Both Russians and Georgians were jointly united in sorrow. The Georgian diaspora views the visit of the esteemed guest from Tbilisi as the first sign of potentially improving relations between the two nations.
And it is true that on the several dozen square feet of "Georgian land" in Russia an atmosphere reigned in which it would have been totally inappropriate to even think, let alone talk, about hostilities, borders, or indeed any mutual misunderstanding whatsoever. While people were waiting for the Patriarch's arrival, Georgian could be heard alongside Russian in the room and people spoke about many different things, and political issues were by no means the main concern.
When Ilia II appeared in the hall, his first words were the following: "Brothers and sisters! The current relations between our countries are a temporary phenomenon, God unites us all." He said this first in Georgian, then repeated it in Russian.
The Patriarch went on to express his conviction that, in spite of recent events, the brotherly feelings that developed over centuries between the Russian and Georgian people have been preserved. "I have been convinced of this during my visit to Moscow," stressed Ilia, adding that Russians feel just as at ease in Georgia as Georgians do in Russia.

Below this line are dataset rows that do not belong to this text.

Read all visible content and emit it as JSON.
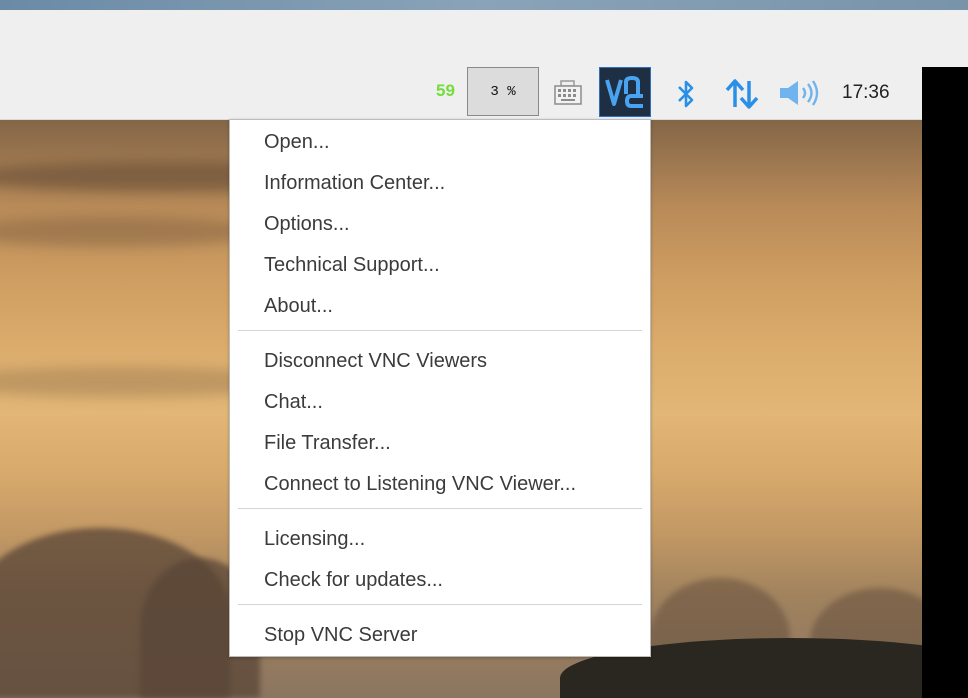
{
  "taskbar": {
    "cpu_value": "59",
    "cpu_percent": "3 %",
    "clock": "17:36",
    "icons": [
      "keyboard-icon",
      "vnc-icon",
      "bluetooth-icon",
      "network-icon",
      "volume-icon"
    ],
    "colors": {
      "cpu_value": "#74dd3c",
      "vnc_bg": "#1e2f44",
      "vnc_border": "#2c6fc0",
      "tray_accent": "#2a8fe6"
    }
  },
  "menu": {
    "items": [
      "Open...",
      "Information Center...",
      "Options...",
      "Technical Support...",
      "About...",
      "Disconnect VNC Viewers",
      "Chat...",
      "File Transfer...",
      "Connect to Listening VNC Viewer...",
      "Licensing...",
      "Check for updates...",
      "Stop VNC Server"
    ]
  }
}
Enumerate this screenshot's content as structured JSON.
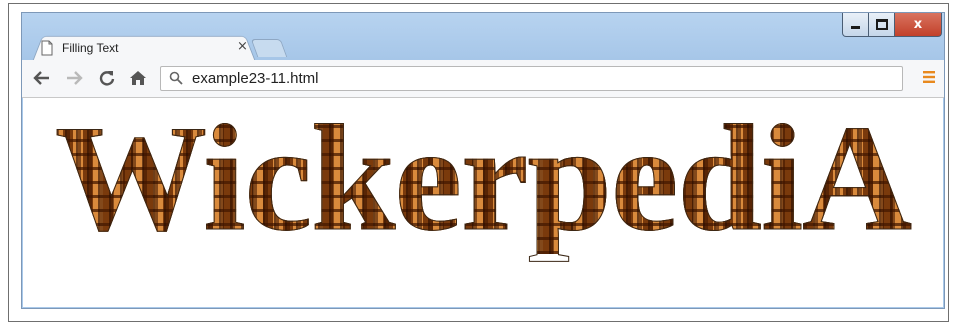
{
  "browser": {
    "tab_title": "Filling Text",
    "tab_close_glyph": "×",
    "close_glyph": "x",
    "url": "example23-11.html"
  },
  "page": {
    "text": "WickerpediA"
  },
  "icons": {
    "back": "back-arrow-icon",
    "forward": "forward-arrow-icon",
    "reload": "reload-icon",
    "home": "home-icon",
    "search": "search-icon",
    "menu": "hamburger-menu-icon",
    "document": "document-icon"
  },
  "colors": {
    "frame": "#a9c9ea",
    "close_button": "#c84a36",
    "menu_accent": "#e8891e",
    "wicker_fill": "#a85618"
  }
}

Some people, he admitted, doubted for some reason "whether I would come or not, but these doubts were unnecessary. I have come and expressed my condolences to the leaders of the Orthodox Church and to the entire Russian nation."
The Patriarch inevitably could not get away without commenting on the most torturous issue affecting relations between the two countries, that of Georgia's territorial integrity. "This political tension," he said painfully, "is unnatural for us. It is also unnatural that Abkhazia wants to exist outside Georgia. I think that it is necessary to restore Georgia's territorial integrity, to open up the borders, to open up trade and to return the refugees to their homes."
The Georgian people have long viewed Ilia II as a source of hope and support in difficult times. During political crises the role of the Patriarch in the country is especially prominent. He called for the "triumph of reason" when the ‘Rose Revolution' erupted. He reconciled the authorities with the opposition after the events of November last year. He tirelessly tried to persuade all hostile parties to stop the fighting in August.
During his current visit to Moscow, the day before contacting his compatriots, he met Russia's President Dmitry Medvedev face to face. No details of their conversation have been made public, but it was said to be informative and significant, albeit without any "political subtext".